Had I asked any of my colleagues about their literary experience of course they would have told me, and more than that, given me plenty of advice, tips, and resources, but because I didn’t think of myself as a storyteller up to that point I didn’t feel I had any grounds to ask. What had previously seemed to be a secret society of authors was actively unfolding in front of my face! People were now asking me in the elevator or in the hallway about my children’s book, when could they see a draft and suddenly it was this very real thing outside of just my own mind.
I got a tip from my coworker and published author in her own right, Stef Caldwell, to check out some SaaS based publishing tools and soon I was booking conference rooms after work to meet with an illustrator and review sketches in real time instead of sending PDF’s back and forth via email. Momentum is extremely powerful, and I was gaining mass and speed and the only thing that could possibly have stopped me was…a global pandemic.
Everything ground to a halt, whereas I had been wondering whether or not to plug my book after my Storytelling presentation, I was now wondering if we’d ever finish the class at all. All progress on the book front fell to the back-burner as we panic bought canned beans and ramen but slowly, as things settled down, people began to reach out again.
How’s the book coming along? Can I buy a copy? What’s the intended age range? Small questions, but social accountability is a wild phenomenon, and because I felt confident in my identity as a storyteller I put myself out there. As a result, people cared, people boosted me up, and after a couple of months of stagnation I dusted myself off and got back on the giraffe.
I think it was in September when we had our Q3 department “off-site” and I shared the first ever hardcover version that my girlfriend had printed for me for my 30th birthday that month.

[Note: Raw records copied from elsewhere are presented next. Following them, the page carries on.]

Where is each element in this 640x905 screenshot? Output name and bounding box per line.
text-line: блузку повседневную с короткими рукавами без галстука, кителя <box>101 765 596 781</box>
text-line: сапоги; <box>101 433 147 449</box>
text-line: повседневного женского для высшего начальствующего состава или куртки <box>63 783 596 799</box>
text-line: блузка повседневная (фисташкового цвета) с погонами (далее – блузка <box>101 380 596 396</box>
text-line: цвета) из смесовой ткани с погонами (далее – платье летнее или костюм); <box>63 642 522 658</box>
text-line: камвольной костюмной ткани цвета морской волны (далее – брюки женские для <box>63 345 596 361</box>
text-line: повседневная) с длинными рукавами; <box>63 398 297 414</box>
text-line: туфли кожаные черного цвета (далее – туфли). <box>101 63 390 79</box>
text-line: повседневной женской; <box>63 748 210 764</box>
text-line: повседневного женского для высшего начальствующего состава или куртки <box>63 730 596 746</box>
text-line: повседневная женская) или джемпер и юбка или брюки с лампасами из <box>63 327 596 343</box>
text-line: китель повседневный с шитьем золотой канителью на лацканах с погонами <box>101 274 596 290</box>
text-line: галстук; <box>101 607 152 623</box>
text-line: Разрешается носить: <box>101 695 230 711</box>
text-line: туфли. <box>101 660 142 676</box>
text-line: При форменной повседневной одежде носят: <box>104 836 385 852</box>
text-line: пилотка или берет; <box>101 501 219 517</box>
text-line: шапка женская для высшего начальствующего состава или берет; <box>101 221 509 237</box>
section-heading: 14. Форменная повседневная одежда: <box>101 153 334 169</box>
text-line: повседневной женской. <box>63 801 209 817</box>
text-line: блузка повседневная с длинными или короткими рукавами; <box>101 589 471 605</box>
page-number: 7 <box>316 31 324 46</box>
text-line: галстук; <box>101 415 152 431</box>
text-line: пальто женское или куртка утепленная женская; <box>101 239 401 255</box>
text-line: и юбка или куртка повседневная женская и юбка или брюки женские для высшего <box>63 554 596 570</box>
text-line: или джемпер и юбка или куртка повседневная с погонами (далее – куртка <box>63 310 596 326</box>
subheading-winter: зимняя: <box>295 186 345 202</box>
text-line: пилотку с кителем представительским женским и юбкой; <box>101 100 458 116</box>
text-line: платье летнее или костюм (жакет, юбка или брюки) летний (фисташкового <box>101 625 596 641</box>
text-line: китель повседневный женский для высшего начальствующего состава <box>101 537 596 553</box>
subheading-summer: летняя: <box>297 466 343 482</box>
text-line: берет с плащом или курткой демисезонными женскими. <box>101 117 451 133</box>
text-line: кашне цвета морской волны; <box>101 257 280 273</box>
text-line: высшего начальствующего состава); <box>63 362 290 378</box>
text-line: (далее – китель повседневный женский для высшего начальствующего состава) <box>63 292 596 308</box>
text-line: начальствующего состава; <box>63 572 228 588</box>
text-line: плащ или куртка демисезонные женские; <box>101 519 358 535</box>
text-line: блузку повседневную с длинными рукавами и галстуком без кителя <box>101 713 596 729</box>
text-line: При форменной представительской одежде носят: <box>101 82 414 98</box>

Immediately, the feedback was overwhelmingly positive and the criticism was constructive and actionable (kids don’t know what an osprey is, add a glossary!). People were placing orders for Christmas and I now had a real deadline to hit. I created a Kickstarter, and was blown away by the support from my coworkers and their extended network. Our initial goal was $2,000 to help offset printing costs, but we finished with almost $12,000!
Now, two months out from having launched my own website, I don’t feel terribly different as an Author, but I suppose that’s because I already identify as a storyteller.